A Angers le vote de la loi Veil ne change pas grand chose dans l'immédiat : localement, l'hôpital ne l'applique pas! Le 15 juin 1975, six mois après le vote de la loi, une manifestation dénonce la non application de la loi : aucun centre de planification à l'horizon ! Plus de 200 personnes défilent vers l'hôpital. Le service gynécologie refuse d'ouvrir une antenne où se dérouleraient des IVG. Seule la chef du service dermatologie Liliane L. accepte. Pas d'anesthésistes, ils refusent… Deux médecins restent en course et acceptent de participer. Mais les vacations sont mal rémunérées, et, en 1978, les crédits sont réduits. Une grève des médecins concernés, soutenus par le MFPF, rassemble quelques centaines de manifestants le 17 janvier 1979. Enfin, le jour du débat de confirmation de la loi Veil, le 17 novembre 1979, une nouvelle manifestation est organisée place du Ralliement.

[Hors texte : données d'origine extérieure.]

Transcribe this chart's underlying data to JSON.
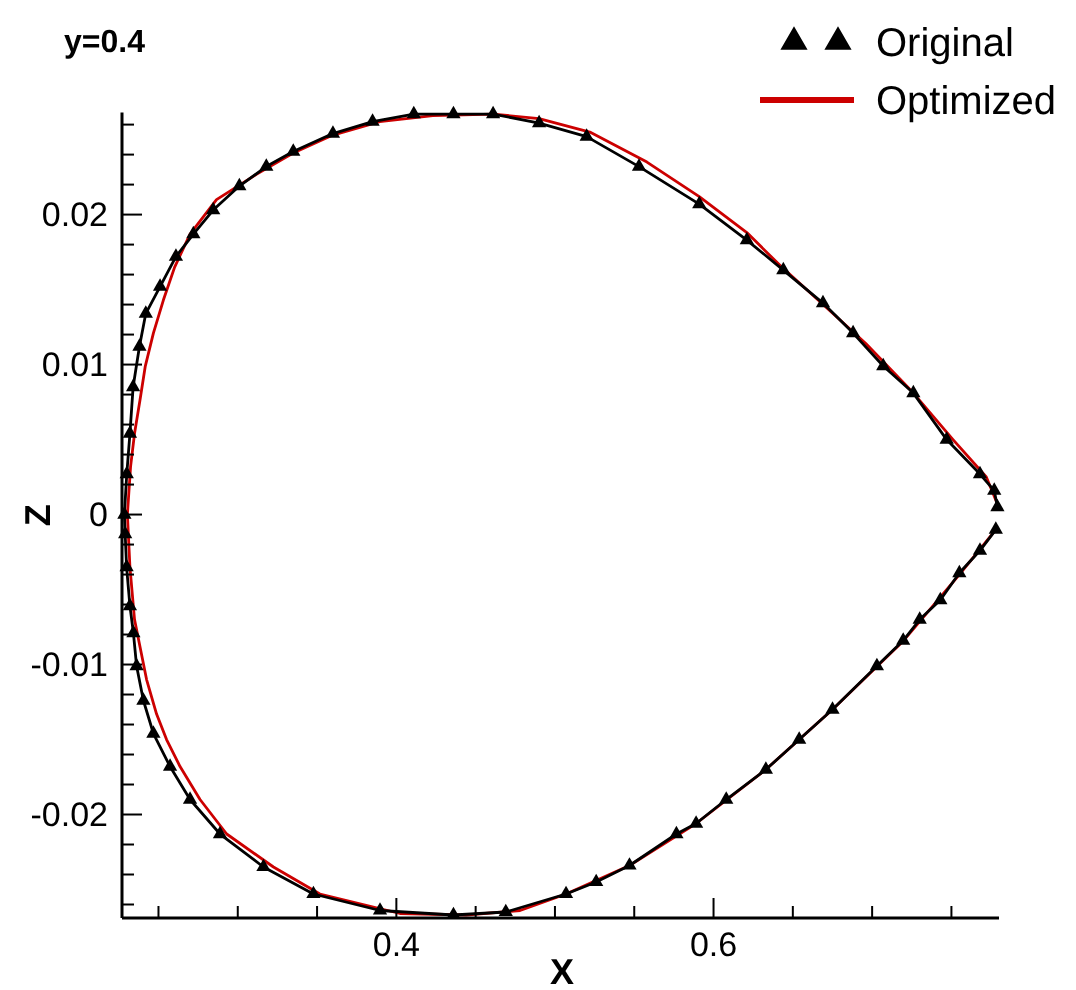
{
  "chart_data": {
    "type": "line",
    "title": "y=0.4",
    "xlabel": "X",
    "ylabel": "Z",
    "legend": "top right",
    "xlim": [
      0.227,
      0.78
    ],
    "ylim": [
      -0.0269,
      0.0268
    ],
    "xticks": [
      {
        "value": 0.25,
        "label": null
      },
      {
        "value": 0.3,
        "label": null
      },
      {
        "value": 0.35,
        "label": null
      },
      0.4,
      {
        "value": 0.45,
        "label": null
      },
      {
        "value": 0.5,
        "label": null
      },
      {
        "value": 0.55,
        "label": null
      },
      0.6,
      {
        "value": 0.65,
        "label": null
      },
      {
        "value": 0.7,
        "label": null
      },
      {
        "value": 0.75,
        "label": null
      }
    ],
    "yticks": [
      {
        "value": -0.026,
        "label": null
      },
      {
        "value": -0.024,
        "label": null
      },
      {
        "value": -0.022,
        "label": null
      },
      -0.02,
      {
        "value": -0.018,
        "label": null
      },
      {
        "value": -0.016,
        "label": null
      },
      {
        "value": -0.014,
        "label": null
      },
      {
        "value": -0.012,
        "label": null
      },
      -0.01,
      {
        "value": -0.008,
        "label": null
      },
      {
        "value": -0.006,
        "label": null
      },
      {
        "value": -0.004,
        "label": null
      },
      {
        "value": -0.002,
        "label": null
      },
      0,
      {
        "value": 0.002,
        "label": null
      },
      {
        "value": 0.004,
        "label": null
      },
      {
        "value": 0.006,
        "label": null
      },
      {
        "value": 0.008,
        "label": null
      },
      0.01,
      {
        "value": 0.012,
        "label": null
      },
      {
        "value": 0.014,
        "label": null
      },
      {
        "value": 0.016,
        "label": null
      },
      {
        "value": 0.018,
        "label": null
      },
      0.02,
      {
        "value": 0.022,
        "label": null
      },
      {
        "value": 0.024,
        "label": null
      },
      {
        "value": 0.026,
        "label": null
      }
    ],
    "series": [
      {
        "name": "Optimized",
        "color": "#cc0000",
        "marker": "none",
        "x": [
          0.779,
          0.772,
          0.751,
          0.726,
          0.696,
          0.667,
          0.642,
          0.621,
          0.591,
          0.558,
          0.522,
          0.49,
          0.461,
          0.423,
          0.3895,
          0.36,
          0.335,
          0.312,
          0.2866,
          0.2699,
          0.2602,
          0.2531,
          0.2468,
          0.2417,
          0.2383,
          0.2349,
          0.2324,
          0.2304,
          0.232,
          0.2349,
          0.2425,
          0.2488,
          0.2551,
          0.2636,
          0.2762,
          0.293,
          0.3225,
          0.3518,
          0.4023,
          0.444,
          0.478,
          0.507,
          0.547,
          0.589,
          0.633,
          0.675,
          0.719,
          0.755,
          0.778
        ],
        "values": [
          0.0007,
          0.0025,
          0.005,
          0.0081,
          0.0114,
          0.0142,
          0.0166,
          0.0188,
          0.0212,
          0.0235,
          0.0255,
          0.0264,
          0.0267,
          0.0266,
          0.0262,
          0.0253,
          0.0241,
          0.0227,
          0.021,
          0.0187,
          0.0165,
          0.0143,
          0.0121,
          0.0099,
          0.0076,
          0.0054,
          0.0032,
          0,
          -0.0035,
          -0.007,
          -0.011,
          -0.0133,
          -0.015,
          -0.0168,
          -0.019,
          -0.0213,
          -0.0235,
          -0.0253,
          -0.0266,
          -0.0267,
          -0.0264,
          -0.0253,
          -0.0234,
          -0.0206,
          -0.017,
          -0.013,
          -0.0085,
          -0.004,
          -0.001
        ]
      },
      {
        "name": "Original",
        "color": "#000000",
        "marker": "triangle",
        "x": [
          0.779,
          0.777,
          0.768,
          0.747,
          0.726,
          0.707,
          0.688,
          0.669,
          0.644,
          0.621,
          0.591,
          0.553,
          0.52,
          0.49,
          0.461,
          0.436,
          0.411,
          0.385,
          0.36,
          0.335,
          0.318,
          0.301,
          0.2845,
          0.272,
          0.261,
          0.251,
          0.242,
          0.238,
          0.234,
          0.232,
          0.23,
          0.2285,
          0.229,
          0.2299,
          0.232,
          0.2342,
          0.2362,
          0.2405,
          0.2468,
          0.2573,
          0.2699,
          0.2888,
          0.3162,
          0.3477,
          0.3897,
          0.436,
          0.469,
          0.507,
          0.526,
          0.547,
          0.5766,
          0.589,
          0.608,
          0.633,
          0.654,
          0.675,
          0.703,
          0.7196,
          0.73,
          0.743,
          0.755,
          0.768,
          0.778
        ],
        "values": [
          0.0005,
          0.0016,
          0.0027,
          0.005,
          0.0081,
          0.0099,
          0.0121,
          0.0141,
          0.0163,
          0.0183,
          0.0207,
          0.0232,
          0.0252,
          0.0261,
          0.0267,
          0.0267,
          0.0267,
          0.0262,
          0.0254,
          0.0242,
          0.0232,
          0.0219,
          0.0203,
          0.0187,
          0.0172,
          0.0152,
          0.0134,
          0.0112,
          0.0085,
          0.0054,
          0.0027,
          0,
          -0.0013,
          -0.0035,
          -0.0061,
          -0.0079,
          -0.0101,
          -0.0124,
          -0.0146,
          -0.0168,
          -0.019,
          -0.0213,
          -0.0235,
          -0.0253,
          -0.0264,
          -0.0267,
          -0.0265,
          -0.0253,
          -0.0245,
          -0.0234,
          -0.0213,
          -0.0206,
          -0.019,
          -0.017,
          -0.015,
          -0.013,
          -0.0101,
          -0.0084,
          -0.007,
          -0.0057,
          -0.0039,
          -0.0024,
          -0.001
        ]
      }
    ]
  }
}
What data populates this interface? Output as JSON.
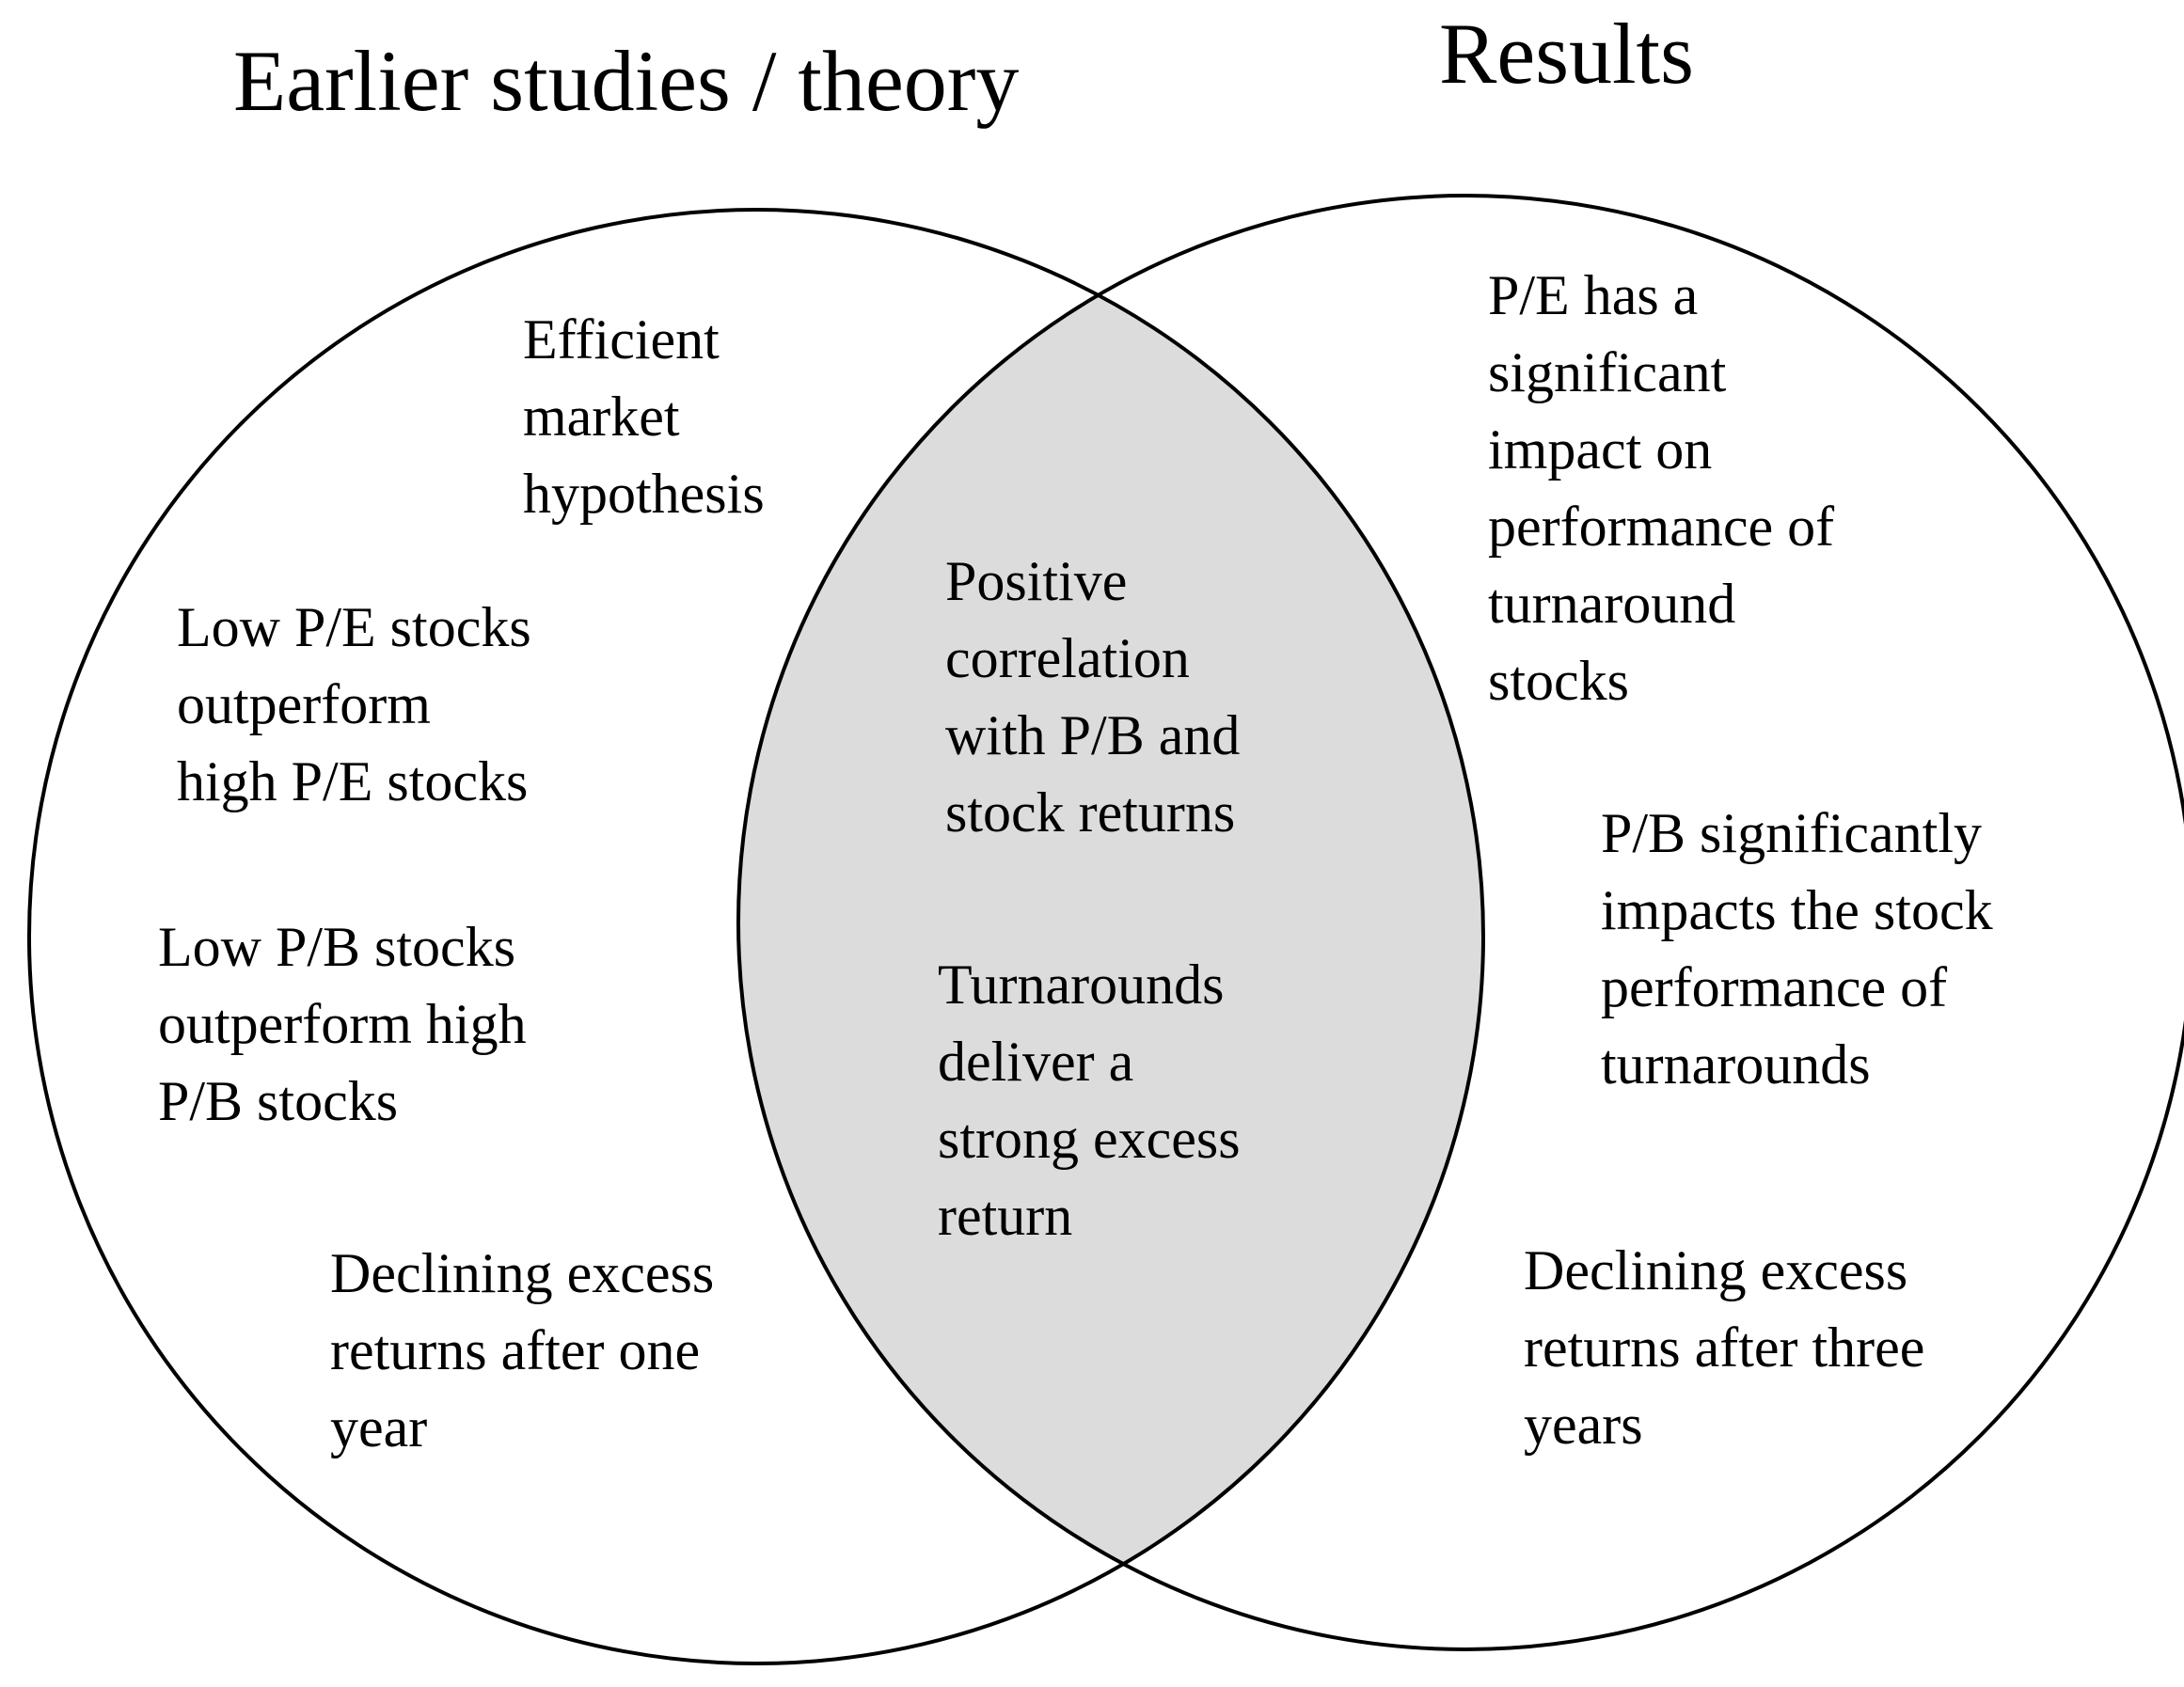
{
  "left_title": "Earlier studies / theory",
  "right_title": "Results",
  "left_items": [
    [
      "Efficient",
      "market",
      "hypothesis"
    ],
    [
      "Low P/E stocks",
      "outperform",
      "high P/E stocks"
    ],
    [
      "Low P/B stocks",
      "outperform high",
      "P/B stocks"
    ],
    [
      "Declining excess",
      "returns after one",
      "year"
    ]
  ],
  "overlap_items": [
    [
      "Positive",
      "correlation",
      "with P/B and",
      "stock returns"
    ],
    [
      "Turnarounds",
      "deliver a",
      "strong excess",
      "return"
    ]
  ],
  "right_items": [
    [
      "P/E has a",
      "significant",
      "impact on",
      "performance of",
      "turnaround",
      "stocks"
    ],
    [
      "P/B significantly",
      "impacts the stock",
      "performance of",
      "turnarounds"
    ],
    [
      "Declining excess",
      "returns after three",
      "years"
    ]
  ],
  "colors": {
    "overlap_fill": "#dcdcdc",
    "stroke": "#000000",
    "background": "#ffffff"
  }
}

Avec la victoire de la gauche en 1981 et la décrue du militantisme radical, le Planning devient un relais de l'ensemble des mouvements de femmes. Dans les années 1990, le reflux militant touche le Planning, comme toute la sphère associative. Mais le MFPF reçoit davantage de subventions, s'institutionnalise, et, contrepartie de son statut de mouvement d'éducation populaire, participe à l'éducation à la sexualité dans les établissements scolaires. En 2002, un « espace femmes » est aménagé par la mairie au 35 rue St Exupéry : il héberge le Planning aux côtés d'autres associations féministes et féminines.